A man rushes up and asks the central question of all life, “what must I do to inherit eternal life?” Jesus starts listing the 10 commandments, but the man hastily interrupts-saying Come on, I know this. Jesus “Looked at him and loved him”. He saw his spiritual brick-wall and told him to give away all of his riches and follow. The man clung to his money and went away sad, unrepentant and unredeemed.
Jesus rounded up his disciples, laughed and quipped about running a camel through the eye of a needle being easier than that rich guy entering into God’s kingdom. Jesus laughed the truth into them that God gives us the gift of possibility where we have none without on our own strength.
Good old clumsy Peter piped in that they indeed left everything to follow him. He was trying to live out of the rich man’s spiritual problems instead of his own. Thus pointing out that they were way ahead of that rich guy. Of course Christ’s closest ones there wasn’t whole lot of riches to leave behind.. I am sure that Jesus just shook His head.
The point is not what they lost by following but what they gained, which was everything, Nothing we can lose by faith can compare to What Jesus Gives us. Indeed the more we leave behind by faith the higher the capacity to reap spiritual riches. “But many who are first will be last, and the last first. Come on… we know this! but it is hard to walk away from our walls. Our real separation is not brick, class or background but a Spiritual relationship with God that show us and then removes the false separations built in our own minds. Even in death Jesus found a way to overcome the wall that is sin/separation, and he did that through the Cross and our inheritance of an empty tomb.
So what do we learn from this? The love story of Jesus is bigger than the grave
We have walls between us and God of our own making. God is assertively reaching over them to grasp our hands. Of course we have to live inside our own walls, not those of someone else. God reveals our separation, our sin, and the Grace of Jesus removes them one brick at a time. Keep reaching! Grace reaches back when we risk losing something personal to gain everything. The empty tomb is a better place to live than the grave yard.
Salvation is a personal gift but is lived out in our church families. Congregations build walls too. When we hide behind the walls of style, denomination and tradition we slap God’s nail scarred hands away and retreat into our four lonely walls.
Unity is as tough now as it was in Jesus’ earthly ministry. Like then, we are living in a world of change and are left to witness to an unchanging God in our ever changing cultural reality. How, by looking at to Jesus as our ground and goal rather than trying to cling to people. By gladly preparing our church for the next generation instead of trying to make them look like us. Focusing our vision is listening to God rather than just making better plan.
At Cheatham Memorial we are unveiling our new vision statement at Charge Conference next week. This is more than a glib slogan but a way of discerning.

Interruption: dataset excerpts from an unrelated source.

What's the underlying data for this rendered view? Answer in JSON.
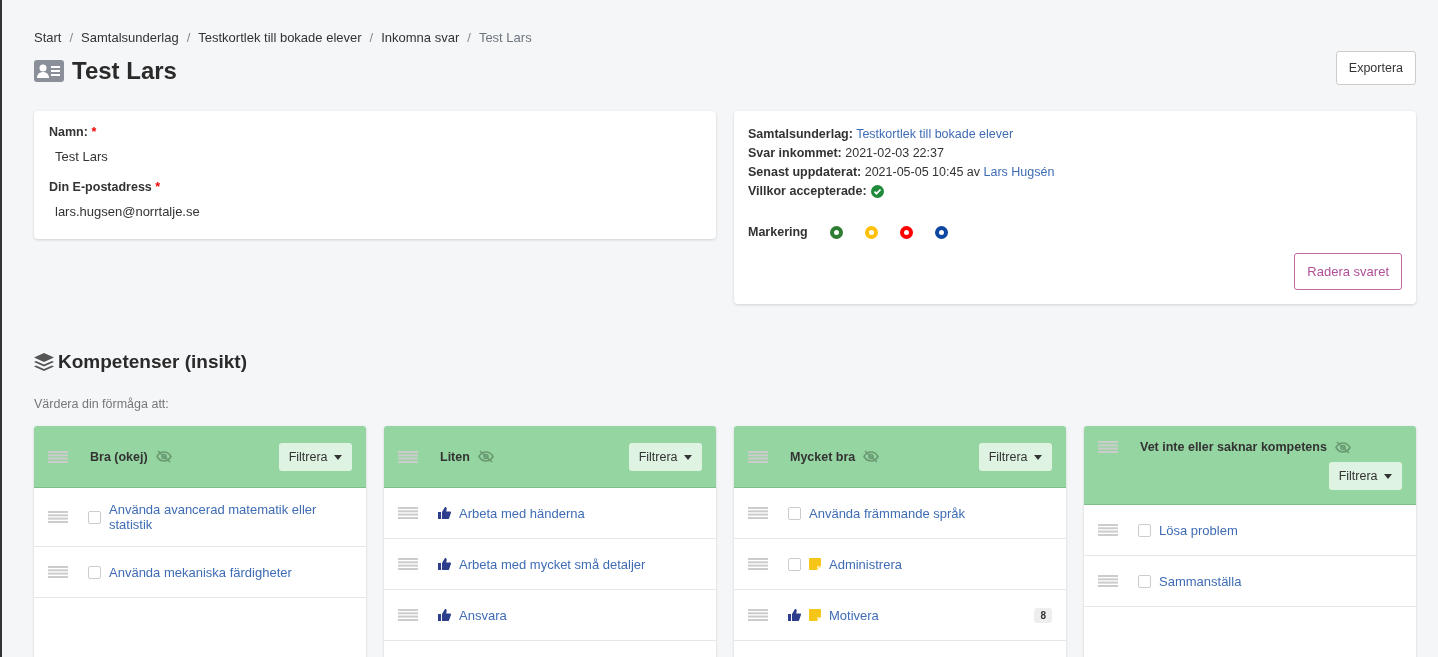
{
  "breadcrumb_separator": "/",
  "breadcrumb": [
    {
      "label": "Start",
      "current": false
    },
    {
      "label": "Samtalsunderlag",
      "current": false
    },
    {
      "label": "Testkortlek till bokade elever",
      "current": false
    },
    {
      "label": "Inkomna svar",
      "current": false
    },
    {
      "label": "Test Lars",
      "current": true
    }
  ],
  "title": "Test Lars",
  "export_button": "Exportera",
  "form": {
    "fields": [
      {
        "label": "Namn:",
        "required_mark": "*",
        "value": "Test Lars"
      },
      {
        "label": "Din E-postadress",
        "required_mark": "*",
        "value": "lars.hugsen@norrtalje.se"
      }
    ]
  },
  "info": {
    "rows": [
      {
        "label": "Samtalsunderlag:",
        "text": "",
        "link": "Testkortlek till bokade elever"
      },
      {
        "label": "Svar inkommet:",
        "text": "2021-02-03 22:37",
        "link": ""
      },
      {
        "label": "Senast uppdaterat:",
        "text": "2021-05-05 10:45 av",
        "link": "Lars Hugsén"
      }
    ],
    "terms_label": "Villkor accepterade:",
    "terms_accepted": true,
    "marking_label": "Markering",
    "markers": [
      {
        "color": "#2e7d32"
      },
      {
        "color": "#ffc107"
      },
      {
        "color": "#ff0000"
      },
      {
        "color": "#0d47a1"
      }
    ],
    "delete_button": "Radera svaret"
  },
  "section": {
    "title": "Kompetenser (insikt)",
    "subtitle": "Värdera din förmåga att:",
    "columns": [
      {
        "title": "Bra (okej)",
        "filter": "Filtrera",
        "items": [
          {
            "kind": "checkbox",
            "checked": false,
            "note": false,
            "label": "Använda avancerad matematik eller statistik"
          },
          {
            "kind": "checkbox",
            "checked": false,
            "note": false,
            "label": "Använda mekaniska färdigheter"
          }
        ]
      },
      {
        "title": "Liten",
        "filter": "Filtrera",
        "items": [
          {
            "kind": "thumb",
            "note": false,
            "label": "Arbeta med händerna"
          },
          {
            "kind": "thumb",
            "note": false,
            "label": "Arbeta med mycket små detaljer"
          },
          {
            "kind": "thumb",
            "note": false,
            "label": "Ansvara"
          }
        ]
      },
      {
        "title": "Mycket bra",
        "filter": "Filtrera",
        "items": [
          {
            "kind": "checkbox",
            "checked": false,
            "note": false,
            "label": "Använda främmande språk"
          },
          {
            "kind": "checkbox",
            "checked": false,
            "note": true,
            "label": "Administrera"
          },
          {
            "kind": "thumb",
            "note": true,
            "label": "Motivera",
            "count": "8"
          }
        ]
      },
      {
        "title": "Vet inte eller saknar kompetens",
        "filter": "Filtrera",
        "items": [
          {
            "kind": "checkbox",
            "checked": false,
            "note": false,
            "label": "Lösa problem"
          },
          {
            "kind": "checkbox",
            "checked": false,
            "note": false,
            "label": "Sammanställa"
          }
        ]
      }
    ]
  }
}
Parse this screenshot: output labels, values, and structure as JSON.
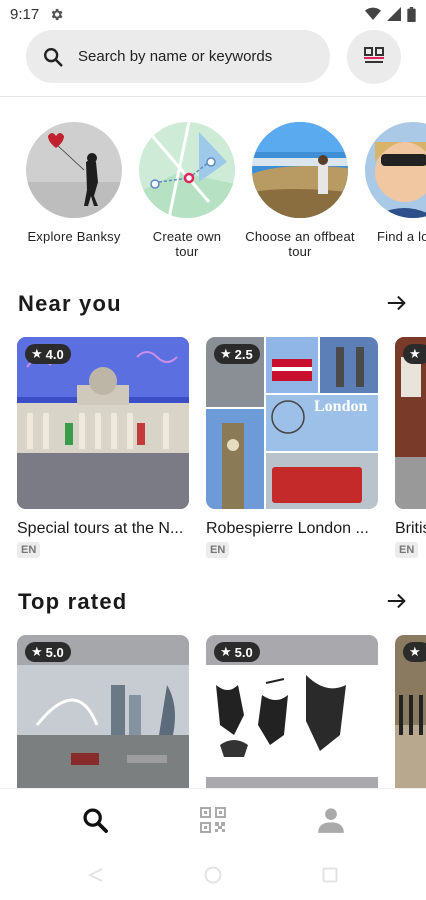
{
  "status": {
    "time": "9:17"
  },
  "search": {
    "placeholder": "Search by name or keywords"
  },
  "categories": [
    {
      "label": "Explore Banksy"
    },
    {
      "label": "Create own tour"
    },
    {
      "label": "Choose an offbeat tour"
    },
    {
      "label": "Find a lo"
    }
  ],
  "near_you": {
    "title": "Near you",
    "cards": [
      {
        "rating": "4.0",
        "title": "Special tours at the N...",
        "lang": "EN"
      },
      {
        "rating": "2.5",
        "title": "Robespierre London ...",
        "lang": "EN"
      },
      {
        "rating": "",
        "title": "Britis",
        "lang": "EN"
      }
    ],
    "london_text": "London"
  },
  "top_rated": {
    "title": "Top rated",
    "cards": [
      {
        "rating": "5.0"
      },
      {
        "rating": "5.0"
      },
      {
        "rating": ""
      }
    ]
  },
  "icons": {
    "settings": "gear-icon",
    "wifi": "wifi-icon",
    "signal": "signal-icon",
    "battery": "battery-icon",
    "search": "search-icon",
    "qr": "qr-code-icon",
    "arrow": "arrow-right-icon",
    "nav_search": "search-icon",
    "nav_qr": "qr-code-icon",
    "nav_profile": "person-icon"
  },
  "colors": {
    "accent": "#e0245e",
    "rating_bg": "#2b2b2b",
    "search_bg": "#ebebeb"
  }
}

We settled on “Welcome Home!” This is what I want to hear when my time on earth is done and what we want others to hear when they step through our doors. Rather than just doing good things, we will test our ministry and ask if we are following Christ, serving the community and unifying the body as we do them. If the answer is no then we are probably only serving ourselves and need to re-think. Live in Christ, you cant lose.
Let us work according to Christ’s mission and we have already succeeded. and when we quit telling God, as the rich young man did, how smart we are and move toward disciplined listening we will grow in Grace and live a life of significance.
This is a follow up to our sermon from Sunday and I pray it touches your heart. Please find a church that gives you a hearty “Welcome Home”. If you find yourself in our corner of East Texas, Come and see us!